Le 27 septembre dernier ont eu lieu les élections sénatoriales. En plein milieu des annonces de recrudescence du coronavirus et des nouvelles mesures gouvernementales, ces élections indirectes, discrètes, sont passées relativement inaperçues. Pourtant, elles sont révélatrices du retour d’une tendance qu’on croyait oubliée en politique.
C’est une victoire, passée presque inaperçue tant le débat public apparaît comme traversé par l’électricité de la médiasphère, de ses clashs et autres controverses. Les élections sénatoriales ont bien évidemment en premier lieu renforcé une majorité, celle de la droite et du centre et un homme, Gérard Larcher qui incarne une sorte de ” force tranquille “, à l’aise dans le verbe, la technique du pouvoir, et l’art de la négociation.

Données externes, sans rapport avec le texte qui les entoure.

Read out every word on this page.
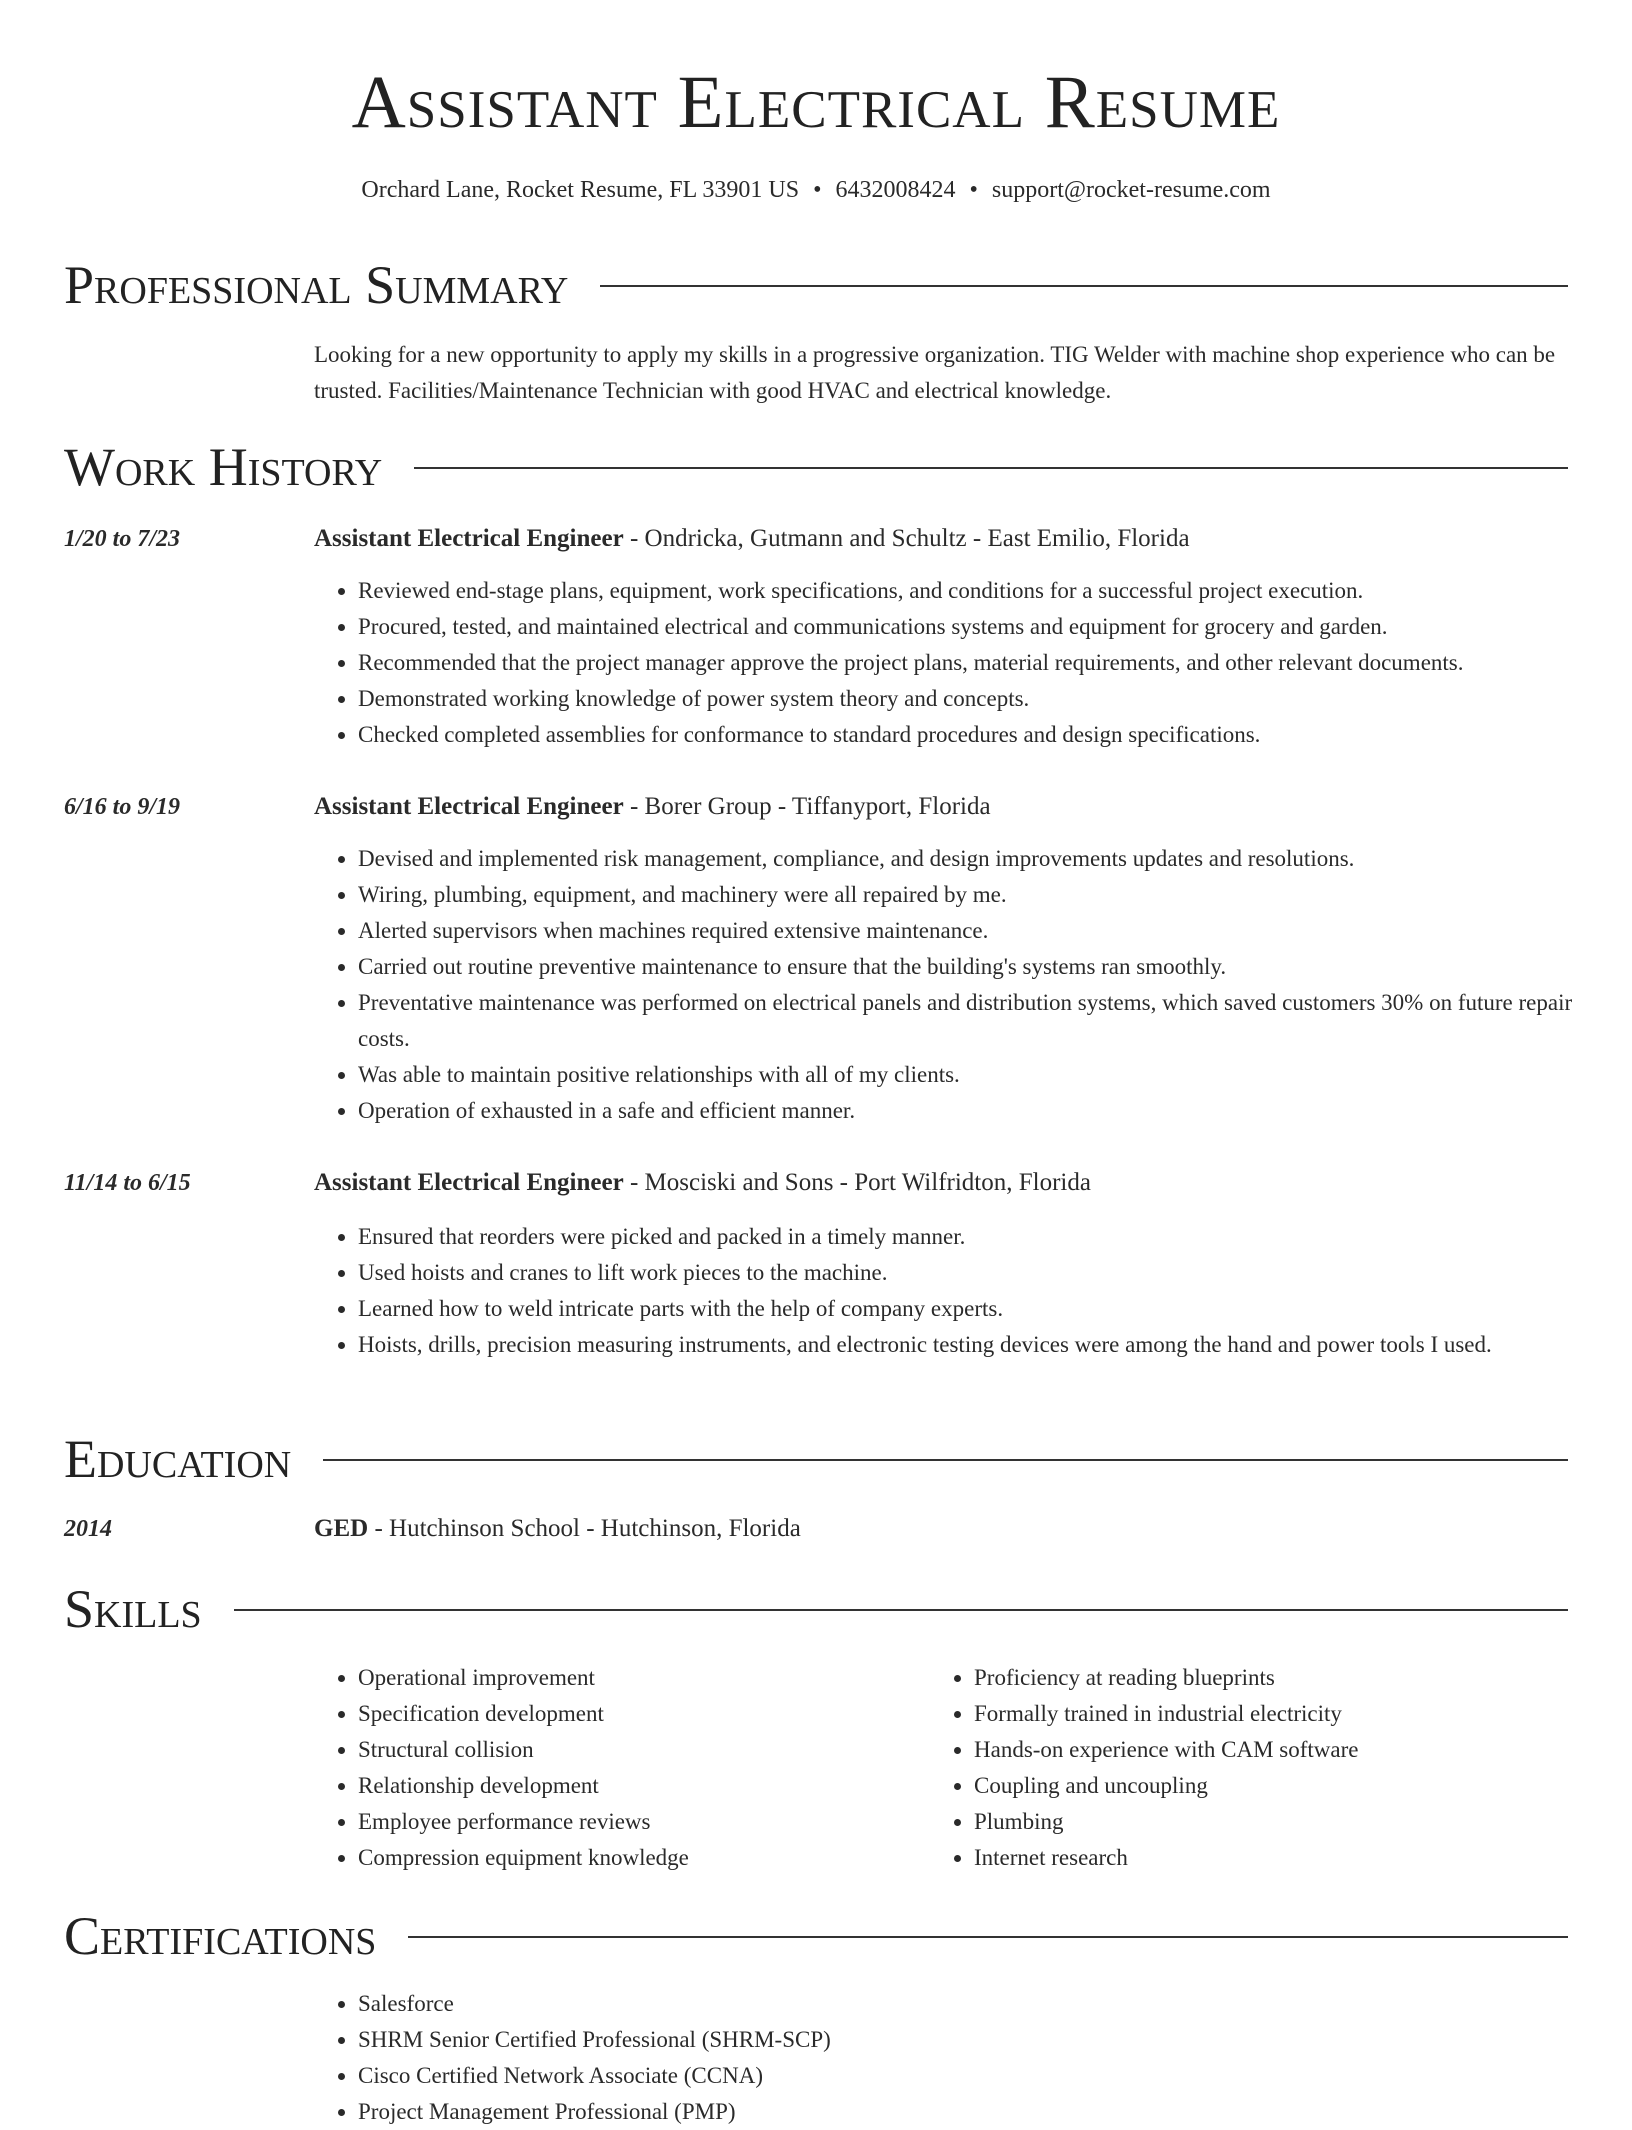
Assistant Electrical Resume
Orchard Lane, Rocket Resume, FL 33901 US • 6432008424 • support@rocket-resume.com
Professional Summary
Looking for a new opportunity to apply my skills in a progressive organization. TIG Welder with machine shop experience who can be trusted. Facilities/Maintenance Technician with good HVAC and electrical knowledge.
Work History
1/20 to 7/23	Assistant Electrical Engineer - Ondricka, Gutmann and Schultz - East Emilio, Florida
• Reviewed end-stage plans, equipment, work specifications, and conditions for a successful project execution.
• Procured, tested, and maintained electrical and communications systems and equipment for grocery and garden.
• Recommended that the project manager approve the project plans, material requirements, and other relevant documents.
• Demonstrated working knowledge of power system theory and concepts.
• Checked completed assemblies for conformance to standard procedures and design specifications.
6/16 to 9/19	Assistant Electrical Engineer - Borer Group - Tiffanyport, Florida
• Devised and implemented risk management, compliance, and design improvements updates and resolutions.
• Wiring, plumbing, equipment, and machinery were all repaired by me.
• Alerted supervisors when machines required extensive maintenance.
• Carried out routine preventive maintenance to ensure that the building's systems ran smoothly.
• Preventative maintenance was performed on electrical panels and distribution systems, which saved customers 30% on future repair costs.
• Was able to maintain positive relationships with all of my clients.
• Operation of exhausted in a safe and efficient manner.
11/14 to 6/15	Assistant Electrical Engineer - Mosciski and Sons - Port Wilfridton, Florida
• Ensured that reorders were picked and packed in a timely manner.
• Used hoists and cranes to lift work pieces to the machine.
• Learned how to weld intricate parts with the help of company experts.
• Hoists, drills, precision measuring instruments, and electronic testing devices were among the hand and power tools I used.
Education
2014	GED - Hutchinson School - Hutchinson, Florida
Skills
• Operational improvement
• Specification development
• Structural collision
• Relationship development
• Employee performance reviews
• Compression equipment knowledge
• Proficiency at reading blueprints
• Formally trained in industrial electricity
• Hands-on experience with CAM software
• Coupling and uncoupling
• Plumbing
• Internet research
Certifications
• Salesforce
• SHRM Senior Certified Professional (SHRM-SCP)
• Cisco Certified Network Associate (CCNA)
• Project Management Professional (PMP)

Mais au-delà il s’agit bien d’une autre victoire, bien plus profonde et, d’une certaine manière, pour une fois, assez rassurante. Souvent moqué, vilipendé, critiqué jusqu’à son utilité, voire sa légitimité, le Sénat est parvenu à en imposer. Paradoxalement, il le doit à ce moment Macron qui, à vouloir tout bousculer a renforcé la nécessité d’une institution de stabilité et d’enracinement. La qualité sénatoriale relève tout d’abord de sa capacité à organiser un débat démocratique où la pluralité s’exprime, loin des passions et des émotions. La chambre haute est essentiellement toute de décompression. Elle est à ce stade de dégradation du débat politique l’espace délibératif le plus rationalisé de la république. Elle réintroduit l’épaisseur du temps là où l’immédiateté frénétique cannibalise la vie de la cité, elle produit surtout une façon de “faire ” de la politique qui privilégie l’argumentation et la contre-argumentation, le débat discursif, loin de l’anathème et de la com’. Cette dimension a vertu de rappel aux principes mêmes de la démocratie, laquelle demeure le fil continu de cohésion et de pacification de la société. Cette fabrique d’un équilibre est la marque du Sénat. Ce dernier dispose évidemment d’un autre atout en ces temps où l’exécutif affiche sa volonté de renouer avec le local. Expression des territoires, le Palais du Luxembourg n’est autre que le lieu où se réenracine la République dans les linéaments de sa géographie et de sa sociologie. À l’heure de la globalisation en question, le Sénat réinscrit cette réalité-là dans la demande en matière des politiques publiques. Depuis la crise des gilets jaunes, sursaut spontané contre l’oubli d’une certaine France, on aura compris que l’action de l’Etat ne peut en aucun cas se concevoir comme un ajustement exclusif à la mondialisation, ce qu’elle est par trop souvent. C’est aussi le rôle de la Haute-Assemblée dans ces instants d’intense fragilité de porter cette réalité-là que la politique n’a de sens que si elle s’inscrit au plus près du terrain, loin des slogans et des irénismes communicants.